Si l’on voulait faire une critique à cette Ultime Humiliation, ce serait pour moi celle de laisser les personnages secondaires à l’état d’ébauches. Oreste l’anarchiste, Danaé l’aide-ménagère, l’inexistant ex-mari de Nymphe, le patriarche, Yasmine agressée par les brutes d’Aube dorée… et surtout ce Takis qui s’enrôle chez ces brutes, jusqu’à poignarder sa mère Catherine. Catherine qui, seule, parmi les personnages secondaires, accroche un peu la lumière.

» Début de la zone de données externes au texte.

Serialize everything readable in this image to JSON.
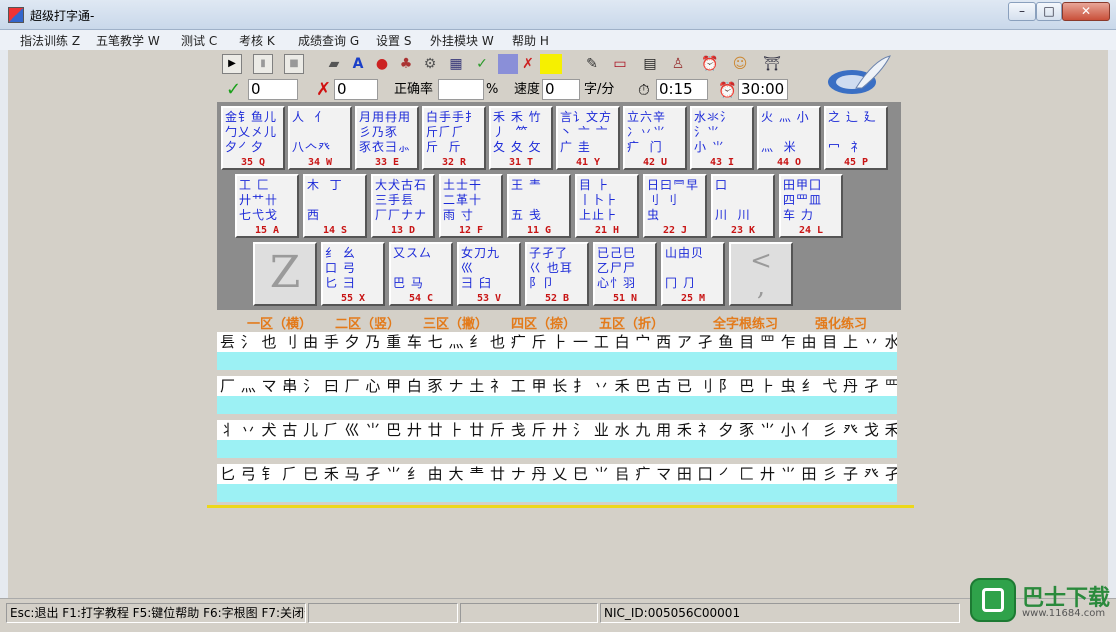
{
  "window": {
    "title": "超级打字通-",
    "min": "–",
    "max": "□",
    "close": "✕"
  },
  "menu": [
    "指法训练 Z",
    "五笔教学 W",
    "测试 C",
    "考核 K",
    "成绩查询 G",
    "设置 S",
    "外挂模块 W",
    "帮助 H"
  ],
  "toolbar": {
    "icons": [
      "play-icon",
      "pause-icon",
      "stop-icon",
      "book-icon",
      "font-icon",
      "record-icon",
      "users-icon",
      "settings-icon",
      "film-icon",
      "check-icon",
      "blank-icon",
      "cross-icon",
      "highlight-icon"
    ],
    "icons2": [
      "notes-icon",
      "monitor-icon",
      "document-icon",
      "person-icon",
      "alarm-icon",
      "user-icon",
      "exit-icon"
    ]
  },
  "stats": {
    "correct_mark": "✓",
    "correct_count": "0",
    "wrong_mark": "✗",
    "wrong_count": "0",
    "accuracy_label": "正确率",
    "accuracy_value": "",
    "percent_sign": "%",
    "speed_label": "速度",
    "speed_value": "0",
    "speed_unit": "字/分",
    "elapsed": "0:15",
    "limit": "30:00"
  },
  "keyboard": {
    "row1": [
      {
        "roots": "金钅鱼儿\n勹乂㐅儿\n夕㇒夕",
        "code": "35 Q"
      },
      {
        "roots": "人  亻\n\n八𠆢癶",
        "code": "34 W"
      },
      {
        "roots": "月用冄用\n彡乃豕\n豕衣⺕⺗",
        "code": "33 E"
      },
      {
        "roots": "白手手扌\n斤𠂆⺁\n斤  斤",
        "code": "32 R"
      },
      {
        "roots": "禾 禾 竹\n丿  ⺮\n夂 夂 攵",
        "code": "31 T"
      },
      {
        "roots": "言讠文方\n丶 亠 亠\n广 圭",
        "code": "41 Y"
      },
      {
        "roots": "立六辛\n冫丷⺌\n疒  门",
        "code": "42 U"
      },
      {
        "roots": "水氺⺡\n氵⺌\n小 ⺌",
        "code": "43 I"
      },
      {
        "roots": "火 灬 小\n\n灬  米",
        "code": "44 O"
      },
      {
        "roots": "之 辶 廴\n\n冖  礻",
        "code": "45 P"
      }
    ],
    "row2": [
      {
        "roots": "工 匚\n廾艹卄\n七弋戈",
        "code": "15 A"
      },
      {
        "roots": "木  丁\n\n西",
        "code": "14 S"
      },
      {
        "roots": "大犬古石\n三手镸\n厂厂ナナ",
        "code": "13 D"
      },
      {
        "roots": "土士干\n二革十\n雨 寸",
        "code": "12 F"
      },
      {
        "roots": "王 龶\n\n五 戋",
        "code": "11 G"
      },
      {
        "roots": "目 ⺊\n丨卜⺊\n上止⺊",
        "code": "21 H"
      },
      {
        "roots": "日曰⺜早\n刂 刂\n虫",
        "code": "22 J"
      },
      {
        "roots": "口\n\n川  川",
        "code": "23 K"
      },
      {
        "roots": "田甲囗\n四罒皿\n车 力",
        "code": "24 L"
      }
    ],
    "row3": [
      {
        "big": "Z"
      },
      {
        "roots": "纟 幺\n口 弓\n匕 ⺕",
        "code": "55 X"
      },
      {
        "roots": "又ス厶\n\n巴 马",
        "code": "54 C"
      },
      {
        "roots": "女刀九\n巛\n彐 臼",
        "code": "53 V"
      },
      {
        "roots": "子孑了\n巜 也耳\n阝卩",
        "code": "52 B"
      },
      {
        "roots": "已己巳\n乙尸尸\n心忄羽",
        "code": "51 N"
      },
      {
        "roots": "山由贝\n\n冂 ⺆",
        "code": "25 M"
      },
      {
        "big": "<\n,"
      }
    ]
  },
  "zones": [
    "一区（横）",
    "二区（竖）",
    "三区（撇）",
    "四区（捺）",
    "五区（折）",
    "全字根练习",
    "强化练习"
  ],
  "practice": [
    "镸 氵 也 刂 由 手 夕 乃 重 车 七 灬 纟 也 疒 斤 ⺊ 一 工 白 宀 西 ア 孑 鱼 目 罒 乍 由 目 上 丷 水",
    "厂 灬 マ 串 氵 曰 厂 心 甲 白 豕 ナ 土 礻 工 甲 长 扌 丷 禾 巴 古 已 刂 阝 巴 ⺊ 虫 纟 弋 丹 孑 罒 目",
    "丬 丷 犬 古 儿 ⺁ 巛 ⺌ 巴 廾 廿 ⺊ 廿 斤 戋 斤 廾 氵 业 水 九 用 禾 礻 夕 豕 ⺌ 小 亻 彡 癶 戈 禾 止",
    "匕 弓 钅 ⺁ 巳 禾 马 孑 ⺌ 纟 由 大 龶 廿 ナ 丹 乂 巳 ⺌ 㠯 疒 マ 田 囗 ㇒ 匚 廾 ⺌ 田 彡 子 癶 孑"
  ],
  "status": {
    "help": "Esc:退出   F1:打字教程   F5:键位帮助   F6:字根图   F7:关闭帮助",
    "empty1": "",
    "nic": "NIC_ID:005056C00001",
    "empty2": ""
  },
  "watermark": {
    "text": "巴士下载",
    "url": "www.11684.com"
  }
}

L’opposition Oreste/Takis, par exemple, peut sembler sommaire ; la psychologie de ces deux figures antithétiques est évanescente, et l’on ne comprend guère la cohérence qui les a menés à leurs engagements opposés. Oui, Takis est un salaud, mais il y a de l’intérêt, en littérature, à comprendre un salaud – plus qu’à le désigner comme salaud, en insistant sur le fait qu’il en a bien tous les attributs. Pourquoi Oreste trouve-t-il sa rédemption ? Le lecteur que je suis est un peu resté sur sa faim… mais cela renvoie à l’une de mes réflexions liminaires. Pour moi, les grands romans se distinguent des autres, notamment, par l’épaisseur et la saveur des personnages secondaires comme le Pombal du Quatuor d’Alexandrie de Durrell ou le Clappique de La Condition humaine de Malraux.